Lettre à tous ceux qui pensent avoir perdu la foi…

Lectures Bibliques : Romains 3,21-26 et Luc 17,1-10

Prédication :

Si vous aviez de la foi comme une graine de moutarde… Si seulement… Pas si facile en vérité ! J’ai fait 3 rencontres cette fin de semaine, et à chaque fois, j’ai rencontré la même inquiétude. Celle d’un père de famille qui me confie son désarroi devant l’incrédulité de son fils de 13 ans : « Il me dit qu’il n’a pas la foi parce qu’il ne peut pas croire à tout ça… » Celle d’une mère de famille avec 2 de ses filles de 7 et 10 ans avec qui je fais le trajet en voiture pour aller jusqu’au cimetière pour enterrer le grand-père. « Il peut sortir de son cercueil grand-père ? Est-ce qu’il a des jouets ? Qu’est-ce qu’il va manger ? » Visiblement débordée par les questions des filles, la maman lâche dans un soupir : « C’est difficile la foi ! » L’après-midi même, j’ai un rdv Facetime avec un jeune trentenaire installé à New York. Lui aussi j’ai enterré son grand-père, il y a quelques mois de cela. Aujourd’hui, il veut se marier mais il se pose plein de questions : « Tu sais que j’ai perdu ma sœur, je ne peux plus croire… me confie-t-il, mais je ne veux pas faire un mariage purement laïc : il va me manquer quelque chose… »

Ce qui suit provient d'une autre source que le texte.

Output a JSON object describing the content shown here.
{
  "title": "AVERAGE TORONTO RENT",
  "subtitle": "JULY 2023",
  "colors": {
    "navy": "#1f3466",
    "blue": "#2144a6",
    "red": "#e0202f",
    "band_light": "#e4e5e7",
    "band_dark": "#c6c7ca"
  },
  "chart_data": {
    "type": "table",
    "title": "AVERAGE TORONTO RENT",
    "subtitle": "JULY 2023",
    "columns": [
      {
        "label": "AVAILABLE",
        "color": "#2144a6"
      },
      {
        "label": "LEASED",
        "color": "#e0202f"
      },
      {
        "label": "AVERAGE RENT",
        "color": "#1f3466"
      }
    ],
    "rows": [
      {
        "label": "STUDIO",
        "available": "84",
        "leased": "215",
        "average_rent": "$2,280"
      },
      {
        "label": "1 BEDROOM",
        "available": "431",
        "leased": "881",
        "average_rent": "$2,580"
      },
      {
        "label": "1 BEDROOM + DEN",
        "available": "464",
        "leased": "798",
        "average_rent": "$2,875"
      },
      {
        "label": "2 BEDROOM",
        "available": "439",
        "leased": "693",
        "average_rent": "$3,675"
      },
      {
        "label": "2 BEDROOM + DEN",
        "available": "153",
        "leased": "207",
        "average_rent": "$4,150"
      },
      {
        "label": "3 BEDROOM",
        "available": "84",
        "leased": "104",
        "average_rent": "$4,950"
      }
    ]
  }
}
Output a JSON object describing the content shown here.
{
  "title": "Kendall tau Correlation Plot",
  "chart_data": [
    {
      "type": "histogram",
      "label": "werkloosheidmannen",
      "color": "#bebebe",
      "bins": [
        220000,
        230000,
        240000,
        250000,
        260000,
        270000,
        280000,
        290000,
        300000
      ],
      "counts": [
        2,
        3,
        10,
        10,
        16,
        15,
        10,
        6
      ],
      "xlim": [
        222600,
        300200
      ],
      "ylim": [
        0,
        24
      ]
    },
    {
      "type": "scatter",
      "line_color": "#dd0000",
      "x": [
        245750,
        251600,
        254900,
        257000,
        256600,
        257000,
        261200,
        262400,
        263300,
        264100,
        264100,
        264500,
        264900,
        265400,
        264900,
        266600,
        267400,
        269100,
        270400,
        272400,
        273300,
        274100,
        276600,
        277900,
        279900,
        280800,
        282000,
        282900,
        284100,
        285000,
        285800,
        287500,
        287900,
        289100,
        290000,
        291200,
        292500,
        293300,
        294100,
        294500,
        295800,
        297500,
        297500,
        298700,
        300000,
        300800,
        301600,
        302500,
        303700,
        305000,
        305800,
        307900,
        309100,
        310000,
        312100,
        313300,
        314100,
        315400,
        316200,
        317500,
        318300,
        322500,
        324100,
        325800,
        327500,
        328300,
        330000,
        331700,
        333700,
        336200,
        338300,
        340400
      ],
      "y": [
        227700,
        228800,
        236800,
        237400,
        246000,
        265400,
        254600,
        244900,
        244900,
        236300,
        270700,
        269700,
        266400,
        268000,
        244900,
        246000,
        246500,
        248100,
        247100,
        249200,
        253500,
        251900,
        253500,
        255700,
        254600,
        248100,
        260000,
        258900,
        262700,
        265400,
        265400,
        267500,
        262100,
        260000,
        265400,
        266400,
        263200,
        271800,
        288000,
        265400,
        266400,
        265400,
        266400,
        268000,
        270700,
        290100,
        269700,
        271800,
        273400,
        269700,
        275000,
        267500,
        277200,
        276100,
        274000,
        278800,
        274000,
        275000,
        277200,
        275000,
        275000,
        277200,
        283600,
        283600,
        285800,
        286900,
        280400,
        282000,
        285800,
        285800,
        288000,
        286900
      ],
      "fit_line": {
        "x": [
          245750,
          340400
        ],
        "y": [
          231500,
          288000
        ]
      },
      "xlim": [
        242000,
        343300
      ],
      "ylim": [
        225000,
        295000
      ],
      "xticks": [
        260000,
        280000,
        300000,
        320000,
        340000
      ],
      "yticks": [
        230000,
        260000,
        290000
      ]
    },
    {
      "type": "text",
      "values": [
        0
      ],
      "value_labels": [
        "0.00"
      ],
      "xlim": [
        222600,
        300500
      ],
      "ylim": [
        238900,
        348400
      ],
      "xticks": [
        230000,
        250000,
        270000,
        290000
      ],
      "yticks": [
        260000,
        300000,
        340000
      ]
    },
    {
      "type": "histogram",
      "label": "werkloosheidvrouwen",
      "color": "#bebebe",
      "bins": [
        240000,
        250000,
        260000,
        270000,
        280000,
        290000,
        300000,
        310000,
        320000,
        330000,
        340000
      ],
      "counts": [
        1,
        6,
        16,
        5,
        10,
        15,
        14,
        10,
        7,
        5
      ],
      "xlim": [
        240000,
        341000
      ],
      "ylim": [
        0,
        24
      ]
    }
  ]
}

Si seulement, dit Jésus, si seulement vous aviez de la foi comme une graine de moutarde… J’ai le sentiment que ces questions profondes, vraies, sincères, importantes, sont, en fait, parfaitement… normales et largement répandues. Tout le monde se les pose mais personne n’ose en parler. Jadis la foi était un acte qui se vivait en public et le bulletin de vote un acte privé réservé au secret de l’isoloir. Aujourd’hui la situation s’est inversée, tout le monde affiche sans vergogne ses opinions politiques mais cache ses questionnements spirituels bien soigneusement au plus profond de l’intime. Et vous ? Avez-vous la foi ? Ou vous aussi vous trouvez que c’est difficile ? Pensez-vous que tous ceux qui sont assis à côté de vous ont la foi ? Ou pensez-vous que, eux aussi, sont en train de traverser des difficultés dans leur foi ?

A tous ceux qui pensent qu’il fut un temps béni où la foi était une évidence qui s’imposait à tous, sans effort, sans difficulté, sans questionnement, l’évangile de Luc vient les déniaiser : Donne-nous plus de foi… demandent les apôtres. Ce n’est pas n’importe qui ! C’est le 1er cercle des disciples. Les 12 ont tout vu, tout entendu. Ils ont reçu chaque, enseignement, chaque parole, chaque parabole par laquelle Jésus proclame le commencement du Règne de Dieu. Ils ont assisté à chaque miracle qui témoigne de ce Royaume qui est en train de changer le monde (l’eau changée en vin, la multiplication des pains, les guérisons, les morts qui revivent). Ils ont été témoins du combat acharné contre le mal mené par Jésus à chaque exorcisme. Et quand Jésus affirme : Tout est possible à celui qui croit ! (Marc 9,23), on comprend le désarroi de ce père d’un petit garçon malade : Je crois, Seigneur, viens au secours de mon manque de foi ! Mais même les 12 sentent que leur foi vacille…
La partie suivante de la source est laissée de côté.